Third, you should always test your models on a sample of data not seen by them. Train your model on one part of a sample (called train set or in-sample) and test it on another one (called test set or holdout sample). This way, you can have some guarantees that the model will not overfit the data and that it will be reasonable when you need to produce a final forecast. Yes, there are cases when you do not have enough data to do that. All you can do in these situations is use simpler, robust models (for example, damped trend exponential smoothing by Roberts, 1982; and Gardner and McKenzie, 1985; or Theta by Assimakopoulos and Nikolopoulos, 2000) and to use judgment in deciding whether the final forecasts are reasonable or not. But in all the other cases, you should test the model on the data it is unaware of. The recommended approach, in this case, is rolling origin, discussed in more detail in Section 2.4.
Fourth, the forecast horizon should be aligned with specific decisions in practice. If you need predictions for a week ahead, there is no need to produce forecasts for the next 52 weeks. If you do that then on the one hand, this will be costly and excessive, and on the other hand, the accuracy measurement will not align with the company’s needs. The related issue is the test set (or holdout) size selection. There is no unique guideline for this, but it should not be shorter than the forecasting horizon and preferrably it should align with the specific horizon coming from managerial decisions.
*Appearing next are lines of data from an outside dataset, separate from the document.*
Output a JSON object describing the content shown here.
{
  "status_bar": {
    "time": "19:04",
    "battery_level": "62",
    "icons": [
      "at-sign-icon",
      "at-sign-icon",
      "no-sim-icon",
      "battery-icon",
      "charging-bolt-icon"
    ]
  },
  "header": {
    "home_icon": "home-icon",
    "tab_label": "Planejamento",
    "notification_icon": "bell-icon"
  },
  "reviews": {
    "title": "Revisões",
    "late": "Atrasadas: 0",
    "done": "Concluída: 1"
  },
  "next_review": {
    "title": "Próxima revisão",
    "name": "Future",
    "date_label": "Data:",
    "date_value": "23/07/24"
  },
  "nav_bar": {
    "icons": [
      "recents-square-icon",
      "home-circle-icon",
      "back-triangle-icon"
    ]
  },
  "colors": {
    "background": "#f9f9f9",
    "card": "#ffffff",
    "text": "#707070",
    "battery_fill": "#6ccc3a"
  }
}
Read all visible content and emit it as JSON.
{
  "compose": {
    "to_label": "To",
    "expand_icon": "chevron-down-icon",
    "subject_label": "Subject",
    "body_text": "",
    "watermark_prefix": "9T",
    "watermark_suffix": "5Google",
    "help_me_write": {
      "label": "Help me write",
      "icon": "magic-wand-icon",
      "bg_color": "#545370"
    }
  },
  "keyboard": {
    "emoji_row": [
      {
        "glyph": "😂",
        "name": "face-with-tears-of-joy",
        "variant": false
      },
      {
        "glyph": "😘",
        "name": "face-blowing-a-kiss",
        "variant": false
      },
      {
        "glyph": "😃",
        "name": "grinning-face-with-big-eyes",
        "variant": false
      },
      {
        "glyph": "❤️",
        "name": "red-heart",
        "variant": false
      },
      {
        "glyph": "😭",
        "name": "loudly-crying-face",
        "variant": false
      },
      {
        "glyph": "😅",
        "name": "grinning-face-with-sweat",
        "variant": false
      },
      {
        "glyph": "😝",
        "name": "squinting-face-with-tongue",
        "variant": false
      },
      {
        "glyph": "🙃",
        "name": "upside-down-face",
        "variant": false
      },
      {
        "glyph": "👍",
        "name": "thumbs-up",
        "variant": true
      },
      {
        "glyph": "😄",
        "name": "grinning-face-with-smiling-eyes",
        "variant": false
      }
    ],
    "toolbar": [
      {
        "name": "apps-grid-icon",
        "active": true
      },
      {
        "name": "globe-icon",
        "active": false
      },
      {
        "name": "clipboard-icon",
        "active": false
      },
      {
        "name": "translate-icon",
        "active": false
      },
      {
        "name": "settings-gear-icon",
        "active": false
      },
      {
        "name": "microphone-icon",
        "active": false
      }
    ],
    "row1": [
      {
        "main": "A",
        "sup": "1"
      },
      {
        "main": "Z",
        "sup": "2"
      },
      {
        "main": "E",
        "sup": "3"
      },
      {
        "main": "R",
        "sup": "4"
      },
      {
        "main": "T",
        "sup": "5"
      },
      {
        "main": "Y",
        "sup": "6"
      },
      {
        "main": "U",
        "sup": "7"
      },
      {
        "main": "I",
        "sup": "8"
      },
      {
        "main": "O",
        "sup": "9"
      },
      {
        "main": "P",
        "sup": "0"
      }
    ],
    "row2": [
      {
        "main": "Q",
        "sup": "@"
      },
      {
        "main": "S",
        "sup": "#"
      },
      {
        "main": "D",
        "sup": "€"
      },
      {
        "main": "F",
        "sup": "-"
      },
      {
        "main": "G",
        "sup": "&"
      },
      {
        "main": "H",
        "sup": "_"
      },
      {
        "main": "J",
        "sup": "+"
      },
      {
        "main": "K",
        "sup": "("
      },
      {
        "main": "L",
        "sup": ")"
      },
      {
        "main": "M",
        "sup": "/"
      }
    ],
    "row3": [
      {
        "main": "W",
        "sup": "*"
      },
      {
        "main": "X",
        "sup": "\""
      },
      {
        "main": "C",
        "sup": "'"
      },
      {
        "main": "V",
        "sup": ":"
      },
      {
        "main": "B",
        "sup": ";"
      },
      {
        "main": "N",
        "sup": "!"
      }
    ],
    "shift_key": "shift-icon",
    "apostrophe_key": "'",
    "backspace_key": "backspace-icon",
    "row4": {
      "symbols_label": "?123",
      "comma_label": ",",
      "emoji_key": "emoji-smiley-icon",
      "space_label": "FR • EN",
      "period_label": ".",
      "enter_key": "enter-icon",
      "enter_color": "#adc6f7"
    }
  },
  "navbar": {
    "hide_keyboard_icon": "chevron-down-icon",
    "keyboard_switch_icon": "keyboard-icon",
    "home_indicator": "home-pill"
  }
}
Fifth, the time series aggregation level should be as close to the specific decisions as possible. There is no need to produce forecasts on an hourly level for the next week (168 hours ahead) if the decision is based on the order of a product for the whole week. We would not need such a granularity of data for the decision; aggregating the actual values to the weekly level and then applying models will do the trick. Otherwise, we would be wasting a lot of time making complicated models work on an hourly level.
Sixth, you need to have benchmark models. Always compare forecasts from your favourite approach with those from Naïve, global average, and/or regression (they are discussed in Section 3.3) – depending on what you deal with specifically. If your fancy Neural Network performs worse than Naïve, it does not bring value and should not be used in practice. Comparing one Neural Network with another is also not a good idea because Simple Exponential Smoothing (see Section 3.4), being a much simpler model, might beat both networks, and you would never find out about that. If possible, also compare forecasts from the proposed approach with forecasts of other well-established benchmarks, such as ETS (Hyndman et al., 2008), ARIMA (Box and Jenkins, 1976) and Theta (Assimakopoulos and Nikolopoulos, 2000).
Finally, when comparing forecasts from different models, you might end up with several very similar performing approaches. If the difference between them is not significant, then the general recommendation is to select the faster and simpler one. This is because simpler models are more difficult to break, and those that work faster are more attractive in practice due to reduced energy consumption (save the planet and stop global warming! Dhar, 1999).
These principles do not guarantee that you will end up with the most accurate forecasts, but at least you will not end up with unreasonable ones.